Ditinjau dari pandangan manusia, pengutusan Kristus adalah kejam dan sadis: “Aku mengutus kamu seperti domba ke tengah-tengah serigala.” Coba bayangkan keadaan seluruh tubuh domba kecil yang dicabik-cabik oleh serigala, maka kita pun akan mengetahui apa yang disebut pengutusan. Saudara yang kekasih, jika kuasa Tuhan ada di dalam diri kita, betapa besar pun kesulitan yang harus kita tempuh, dan betapa besar pun pengorbanan yang harus kita bayar, kita tetap harus melakukannya. Sekarang ini seluruh gereja yang ada di dunia dibangunkan dan berjuta-juta orang telah melakukan pekerjaan yang indah itu, bukan bersandar pada sesuatu yang lain, melainkan hanya pada kuasa Allah di dalam Kristus.

3. Sifat Positif

Penginjilan — bukan kita mengundang orang datang, melainkan kita diutus pergi memberitakan Injil. Karena itu kita harus menegakkan konsep pergi untuk meneguhkan semangat menjalankan Amanat Agung. Itulah yang disebut sifat positif. Jika kita tidak pergi ke tengah- tengah orang yang berlawanan jalan dengan kita secara aktif, dan memberitakan Injil Kerajaan Surga kepada mereka, maka pekerjaan gereja tak mungkin mengalami terobosan untuk selamanya.

Apakah kita harus menunggu sampai orang menyenangi kita? Ataukah menanti sampai orang menyambut dan menerima kita? Tiada satu kebudayaan pun yang persis sesuai dengan jalan Alkitab, bahkan ketika Injil diberitakan, pasti akan terjadi bentrokan-bentrokan kebudayaan. Namun, sifat dasar yang positif dan sifat berinisiatif itu mengakibatkan kita pergi memberitakan Injil dengan tidak takut pada kesulitan karena “Kepada-Ku telah diberikan segala kuasa di surga dan di bumi, karena itu pergilah!” Di sini kuasa dan pergi adalah dua hal yang saling berkaitan, tidak dapat dipisahkan.

4. Sifat Universal

Yesus tidak hanya mengutus murid-murid-Nya kepada domba-domba yang hilang dari umat Israel, juga tidak berpesan agar mereka jangan pergi ke negara-negara lain, melainkan mengutus mereka ke seluruh muka bumi untuk memberitakan Injil kepada sekalian bangsa. Di antara seluruh umat, seluruh agama, semua filsuf, semua nabi dan semua sistem filsafat, siapa yang memberi pengutusan seperti Kristus, yang bersifat melampaui batasan-batasan nasional? Jika kita tidak memahami sifat universal dari Amanat Agung ini, bagaimana mungkin kita pergi memberitakan Injil, bagaimana mungkin kita membicarakan penginjilan, dan bagaimana mungkin kita terbeban untuk pelayanan penginjilan secara universal?

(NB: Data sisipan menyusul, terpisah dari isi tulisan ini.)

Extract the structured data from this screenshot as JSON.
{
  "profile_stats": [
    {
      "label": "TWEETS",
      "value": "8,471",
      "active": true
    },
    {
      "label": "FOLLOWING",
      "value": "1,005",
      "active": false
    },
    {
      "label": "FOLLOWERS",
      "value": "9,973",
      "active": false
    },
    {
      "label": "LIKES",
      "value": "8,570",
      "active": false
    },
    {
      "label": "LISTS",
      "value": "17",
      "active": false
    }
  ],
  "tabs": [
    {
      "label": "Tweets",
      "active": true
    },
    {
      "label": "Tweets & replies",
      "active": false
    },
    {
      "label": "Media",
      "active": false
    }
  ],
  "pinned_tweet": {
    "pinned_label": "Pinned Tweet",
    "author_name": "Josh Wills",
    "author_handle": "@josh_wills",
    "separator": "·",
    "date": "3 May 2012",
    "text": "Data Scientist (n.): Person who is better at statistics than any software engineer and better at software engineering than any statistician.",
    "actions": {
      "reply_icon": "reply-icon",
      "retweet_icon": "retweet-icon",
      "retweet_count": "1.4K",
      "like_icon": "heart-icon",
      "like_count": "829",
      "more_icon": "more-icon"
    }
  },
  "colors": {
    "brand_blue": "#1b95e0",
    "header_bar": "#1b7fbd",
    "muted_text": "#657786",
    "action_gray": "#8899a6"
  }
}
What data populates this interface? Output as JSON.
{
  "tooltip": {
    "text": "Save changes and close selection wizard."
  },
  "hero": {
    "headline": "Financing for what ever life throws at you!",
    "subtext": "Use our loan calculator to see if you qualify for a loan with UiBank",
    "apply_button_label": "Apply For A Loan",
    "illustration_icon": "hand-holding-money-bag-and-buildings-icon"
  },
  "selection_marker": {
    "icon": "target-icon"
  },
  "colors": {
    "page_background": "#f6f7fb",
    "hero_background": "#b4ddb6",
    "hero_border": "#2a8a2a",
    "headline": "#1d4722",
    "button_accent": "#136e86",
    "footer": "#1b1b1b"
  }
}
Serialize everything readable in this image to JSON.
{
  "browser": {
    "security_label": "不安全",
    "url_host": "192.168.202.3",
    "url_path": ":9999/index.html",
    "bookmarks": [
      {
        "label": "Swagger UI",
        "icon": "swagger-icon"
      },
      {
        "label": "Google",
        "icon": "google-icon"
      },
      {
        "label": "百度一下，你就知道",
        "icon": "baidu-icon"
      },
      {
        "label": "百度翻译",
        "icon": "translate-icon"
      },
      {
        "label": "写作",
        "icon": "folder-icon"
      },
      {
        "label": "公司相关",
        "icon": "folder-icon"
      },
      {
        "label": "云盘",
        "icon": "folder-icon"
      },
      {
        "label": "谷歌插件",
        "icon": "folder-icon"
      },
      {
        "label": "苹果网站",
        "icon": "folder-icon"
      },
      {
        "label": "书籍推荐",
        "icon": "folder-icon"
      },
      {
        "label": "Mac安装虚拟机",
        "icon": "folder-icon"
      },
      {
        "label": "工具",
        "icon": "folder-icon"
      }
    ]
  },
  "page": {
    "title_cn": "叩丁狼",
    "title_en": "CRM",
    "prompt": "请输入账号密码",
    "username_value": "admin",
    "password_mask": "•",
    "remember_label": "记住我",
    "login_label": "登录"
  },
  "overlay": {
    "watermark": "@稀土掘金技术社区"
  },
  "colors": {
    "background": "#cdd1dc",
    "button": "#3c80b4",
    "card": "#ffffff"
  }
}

Mari kita berlapang dada dalam memberitakan Injil, agar kita tidak hanya memperhatikan diri kita, bangsa kita sendiri. Bolehkah kita menunggu sampai bangsa kita sudah menerima Injil, baru kita menginjili bangsa lain? Tidak! Jika sejak mula bangsa Yahudi berpikir demikian, tidak seorang pun dari kita bisa menjadi orang Kristen. Selama dua abad yang lampau kita sudah menerima begitu banyak utusan Injil. Berapa banyakkah utusan Injil yang seharusnya kita kirim untuk menginjili bangsa-bangsa lain?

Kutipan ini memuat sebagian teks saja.